On Wednesday, church officials will be going before the Peterborough Zoning Board of Adjustment, requesting two special exceptions and a variance that would allow them to proceed with plans for a 300-seat church and a separate hall with 140 to 150 seats. The two buildings would be connected by a corridor that would contain church offices.
“The campaign’s given us enough confidence to make some initial plans,” said the Rev. Gerald Belanger, pastor for Divine Mercy Parish. “We’re ready to purchase the land, but we haven’t done that yet. Obviously we need to get these approvals first.”
The church is planning to buy about seven acres of the 14-acre parcel known as the Wilson Farm, off Route 101 near Lobacki Drive. The current lot would be subdivided, according to a memo to the ZBA from Dario Carrara, the town’s zoning administrator, and the remaining seven acres would be for future residential development.
Divine Mercy Parish is seeking a special exception to allow a church to be built on the property, which is in the general residential district. A second special exception is being requested to allow a realignment of an existing entrance road and install utilities in the shoreland conservation zone.

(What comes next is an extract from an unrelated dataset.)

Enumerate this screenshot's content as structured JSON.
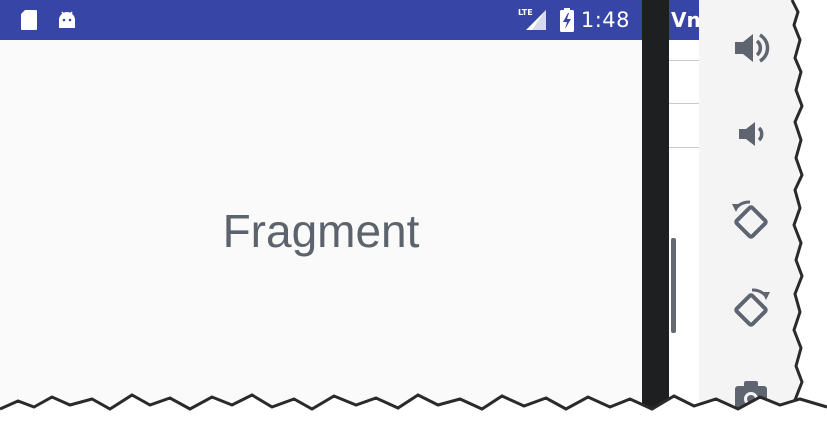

A similar special exception, which has now expired, was approved in 2007 for a residential project on the land that was never constructed. The variance request asks the ZBA to approve reducing the minimum frontage requirement along Route 101 to 86 feet.
Belanger said the design for the church is still in a preliminary stage and will not be finalized until feedback from town boards is reviewed and final approval is obtained. An architect’s rendering submitted to the ZBA by Warren Street Architects of Concord show a clapboard-sided structure with a brick-faced entryway and a tower holding a stained glass window and supporting a tall steeple.

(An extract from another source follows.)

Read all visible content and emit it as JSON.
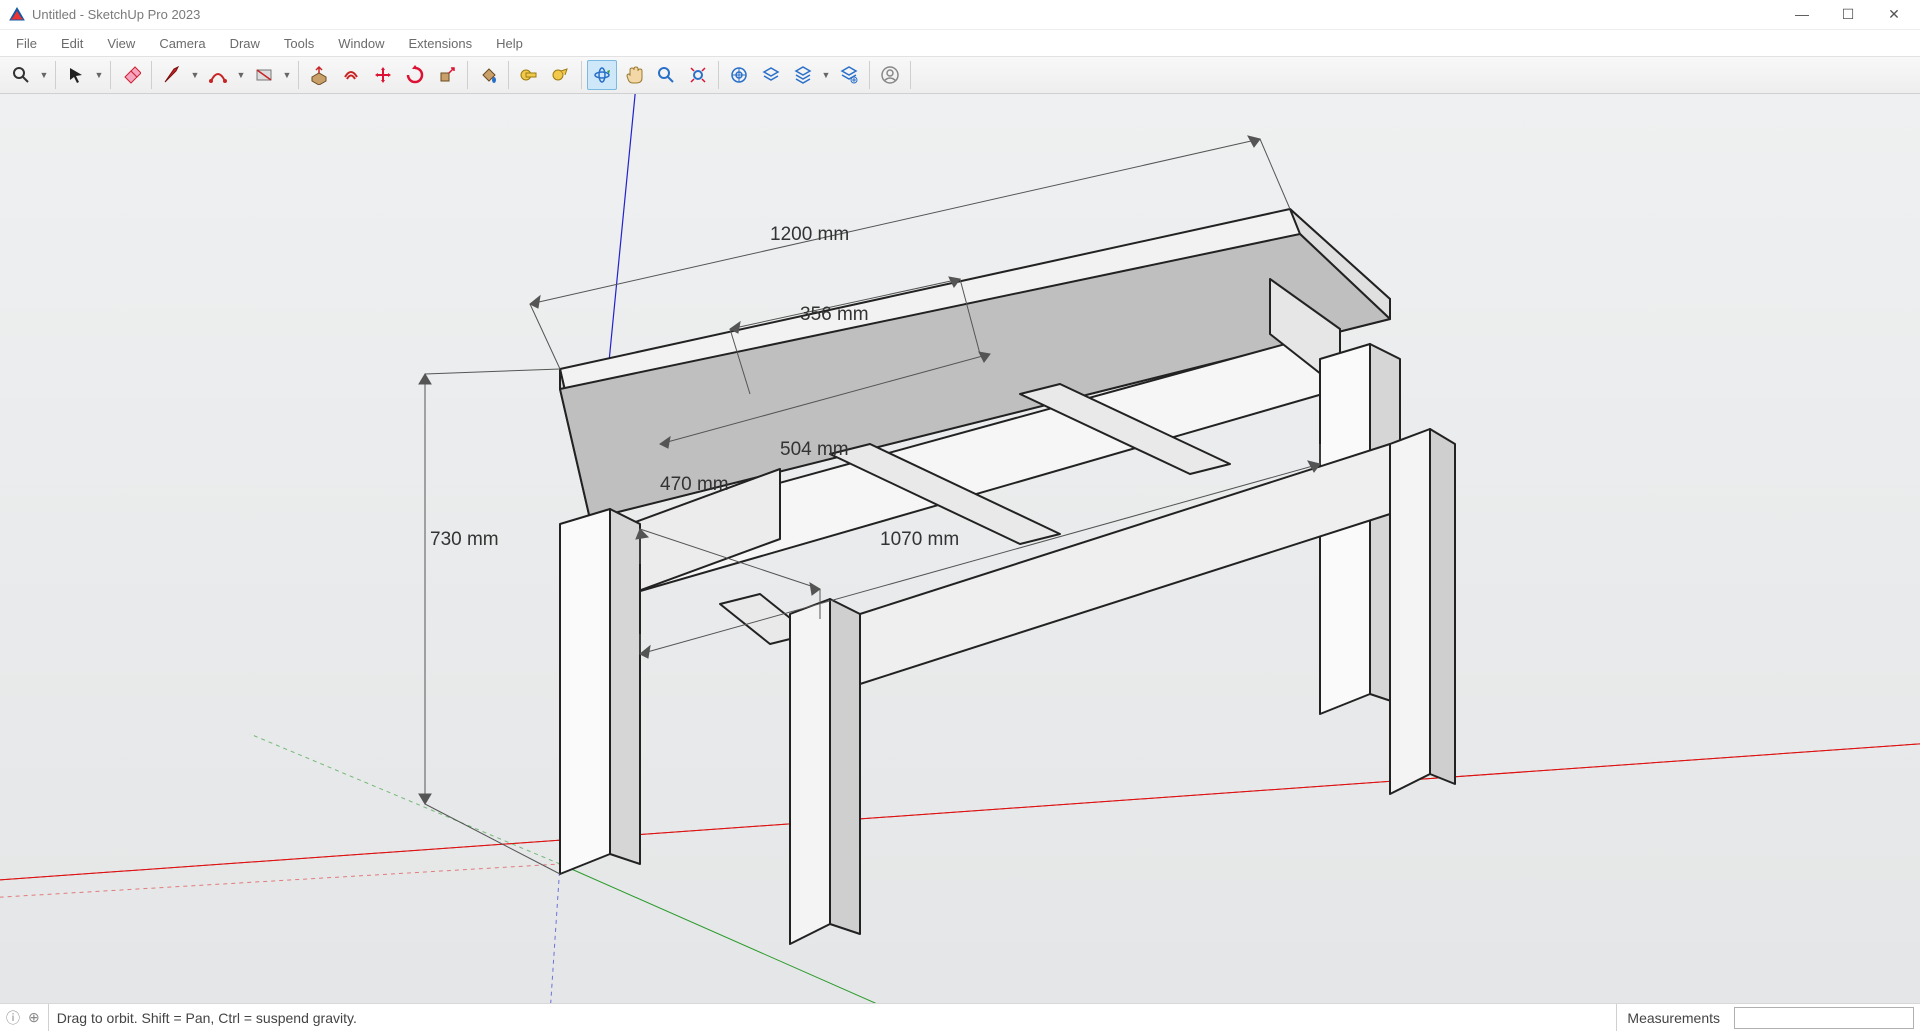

“We want the building to be unmistakable as a church,” Belanger said. “We’re looking at spending something in the neighborhood of $2 million. We may have to trim a bit if we find we have a $2 million budget with a $3 million appetite.”
Belanger said the building will be set back from the road.
“You will not see it from 101, particularly when leaves are on the trees,” he said. “But the steeple should be noticeable.”
Divine Mercy Parish was established in 2006, when St. Peter Parish of Peterborough, St. Patrick Parish in Bennington and the summer parish of St. Denis in Harrisville were merged in a reorganization by the Roman Catholic Diocese of Manchester.
Belanger said about 830 families from nine area towns are members of the congregation.
The church’s sanctuary building on Vine Street in Peterborough is too small to accommodate the number of worshipers. With approval from Bishop Peter Libasci, the church began a fundraising campaign in January.
Belanger said church members are continuing to raise money. The parish will be able to draw on money it has placed in reserve in the central fund that all New Hampshire Roman Catholic churches contribute to. The central fund will also be an option for a loan if one is required.
“All the money that Divine Mercy has put into the central fund is ours and can be used,” Belanger said. “The central fund can also make loans at competitive rates. The security is that the fund is owned by the church. That provides a safety net.”
Belanger said the former St. Patrick Church in Bennington has been on the market for a while and the properties on Vine Street in Peterborough will go on the market once the parish’s plans are finalized.
“We’ve already had some people speak to us about it,” Belanger said about the Vine Street church. “Right now, it’s not on the market, because we can’t guarantee we’ll be out by any specific date.
The church building in Peterborough was constructed in the 1870s and dedicated and named for St. Peter in 1876, according to a church history.
“It’s the original building,” Belanger said. “At some point a sacristy where we prepare for worship was added, and the interior was modified a bit in the early 1970s.”
Belanger said contractors have estimated that construction of the new church would take about nine months.
“If all goes well and we get the approvals we need, we’d hope to be into the ground around mid-March next year,” he said. “We could conceivably be in our new building for Christmas in 2014.”
Wednesday’s ZBA meeting is at 7 p.m. in the Town House.